A lot of times, radio signals through your amp means you have a grounding issue in the input section. It needs a ferrite core or a .1 capacitor to the chassis at the input jack. A lot of houses, especially older ones, will get rewired with three-prong plugs in the wall sockets, but they’re not grounded. There’s a circuit tester that tells you what’s going on just by plugging into the wall. They let you know if polarity is reversed, whether there’s a ground, etc. Sometimes, this can be a lifesaver. I know guys who have played clubs where one of these tools has saved them a lot of grief because they found out the club owner allowed the bouncer to come in and rewire the place. They would have gotten the shock of their lives if they’d plugged in and played.

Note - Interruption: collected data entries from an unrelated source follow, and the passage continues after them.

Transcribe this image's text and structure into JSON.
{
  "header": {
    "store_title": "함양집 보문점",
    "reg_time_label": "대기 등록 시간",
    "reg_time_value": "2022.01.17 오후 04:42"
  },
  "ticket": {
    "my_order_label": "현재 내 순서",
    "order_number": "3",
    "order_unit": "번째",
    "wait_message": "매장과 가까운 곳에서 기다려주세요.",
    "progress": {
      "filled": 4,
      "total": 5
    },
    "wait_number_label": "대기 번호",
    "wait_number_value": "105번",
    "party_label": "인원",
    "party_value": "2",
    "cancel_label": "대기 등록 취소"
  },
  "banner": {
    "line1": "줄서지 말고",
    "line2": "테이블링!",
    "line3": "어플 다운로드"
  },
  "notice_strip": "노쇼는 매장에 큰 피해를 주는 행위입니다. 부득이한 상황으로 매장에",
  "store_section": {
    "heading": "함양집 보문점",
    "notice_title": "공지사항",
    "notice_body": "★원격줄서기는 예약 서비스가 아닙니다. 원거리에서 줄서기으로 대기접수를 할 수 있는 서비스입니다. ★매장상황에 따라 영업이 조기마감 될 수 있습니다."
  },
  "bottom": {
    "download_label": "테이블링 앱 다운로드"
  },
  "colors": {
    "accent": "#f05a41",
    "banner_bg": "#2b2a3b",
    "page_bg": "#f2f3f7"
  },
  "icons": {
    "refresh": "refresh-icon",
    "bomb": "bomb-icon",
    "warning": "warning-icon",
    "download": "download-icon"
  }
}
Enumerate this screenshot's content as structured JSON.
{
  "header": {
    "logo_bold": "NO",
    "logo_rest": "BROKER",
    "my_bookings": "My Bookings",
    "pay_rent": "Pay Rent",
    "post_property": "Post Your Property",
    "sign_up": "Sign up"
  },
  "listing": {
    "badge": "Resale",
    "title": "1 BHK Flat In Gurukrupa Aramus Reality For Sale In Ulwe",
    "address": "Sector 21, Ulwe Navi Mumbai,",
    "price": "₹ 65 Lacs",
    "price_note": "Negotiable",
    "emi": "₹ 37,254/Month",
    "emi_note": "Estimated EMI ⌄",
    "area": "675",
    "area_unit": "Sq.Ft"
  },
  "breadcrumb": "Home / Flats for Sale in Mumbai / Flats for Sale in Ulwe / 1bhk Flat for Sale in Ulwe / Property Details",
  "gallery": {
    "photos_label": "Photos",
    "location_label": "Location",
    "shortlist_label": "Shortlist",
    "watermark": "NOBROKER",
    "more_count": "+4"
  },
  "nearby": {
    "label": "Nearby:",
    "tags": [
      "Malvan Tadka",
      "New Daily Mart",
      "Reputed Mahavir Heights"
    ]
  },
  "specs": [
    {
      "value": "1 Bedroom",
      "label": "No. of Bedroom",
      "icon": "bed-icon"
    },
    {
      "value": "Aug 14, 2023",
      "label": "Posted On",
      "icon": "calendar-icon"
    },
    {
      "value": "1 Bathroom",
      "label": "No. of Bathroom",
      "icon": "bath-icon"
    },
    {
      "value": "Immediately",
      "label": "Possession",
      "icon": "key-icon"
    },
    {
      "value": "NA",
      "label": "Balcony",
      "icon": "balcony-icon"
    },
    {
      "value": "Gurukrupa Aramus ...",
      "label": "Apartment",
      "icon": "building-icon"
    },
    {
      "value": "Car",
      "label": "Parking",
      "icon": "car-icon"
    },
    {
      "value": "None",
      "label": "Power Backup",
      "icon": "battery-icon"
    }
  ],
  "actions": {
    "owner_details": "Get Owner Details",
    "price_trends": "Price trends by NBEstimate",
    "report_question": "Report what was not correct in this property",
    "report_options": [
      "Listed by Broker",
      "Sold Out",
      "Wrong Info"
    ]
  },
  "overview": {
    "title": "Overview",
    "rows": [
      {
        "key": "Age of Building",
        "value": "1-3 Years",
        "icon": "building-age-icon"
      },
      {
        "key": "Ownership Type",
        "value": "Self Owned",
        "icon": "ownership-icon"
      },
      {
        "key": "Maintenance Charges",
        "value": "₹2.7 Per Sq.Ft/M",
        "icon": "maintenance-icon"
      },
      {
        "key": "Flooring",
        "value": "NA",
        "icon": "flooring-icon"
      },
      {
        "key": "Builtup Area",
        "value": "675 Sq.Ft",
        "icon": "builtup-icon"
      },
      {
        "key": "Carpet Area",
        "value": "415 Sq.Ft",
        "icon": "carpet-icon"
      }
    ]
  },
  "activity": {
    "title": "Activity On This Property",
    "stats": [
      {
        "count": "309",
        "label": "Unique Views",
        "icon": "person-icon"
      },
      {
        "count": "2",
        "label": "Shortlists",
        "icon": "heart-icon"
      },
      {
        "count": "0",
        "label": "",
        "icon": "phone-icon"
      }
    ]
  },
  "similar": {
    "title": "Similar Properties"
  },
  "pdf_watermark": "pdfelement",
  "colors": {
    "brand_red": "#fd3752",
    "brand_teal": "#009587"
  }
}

Another solution is to call the power company and say, “I’m getting 130 volts out of the wall, and my light bulbs are lasting six weeks.” Sometimes they’ll send a guy to diagnose and help regulate it. We had big-time noise when we moved into the our building, and they came with some cool diagnostic equipment.
VG: What else?
RB: We should talk about old speakers. The formers (the round tube the voice coil is wound on) and the cones in old speakers are almost always dry-rotted and fractured. When you find that collectable old amp, be aware that the original speaker is going to expire within a few minutes when you crank it up. So it’s better to replace an original speaker and save it — and its original cone — for when some collector is going to pay you a fortune because the amp is all-original. You may get away with it for a while — but you’ve been warned! And luckily, there are many great re-coners out there.
VG: So, in summary….
RB: Remember that everything coming into and going out of an amp makes a difference in sound and quality of sound. A lot of guys don’t think about something as seemingly minor as electricity. But it makes a huge difference. And before you jump to a variac, you might want to get any old amp a tune-up. Sometimes just changing the caps and out-of-spec components can make a real difference in sound. The bottom line is finding a sound that turns you on and makes you play, because when you’re playing through an amp that really delivers, things come out of your fingers you didn’t even know were there!
David Jung is a professional writer/screenwriter and vintage guitar enthusiast living in Los Angeles, where he hangs with some of the best amp techs and collectors in town.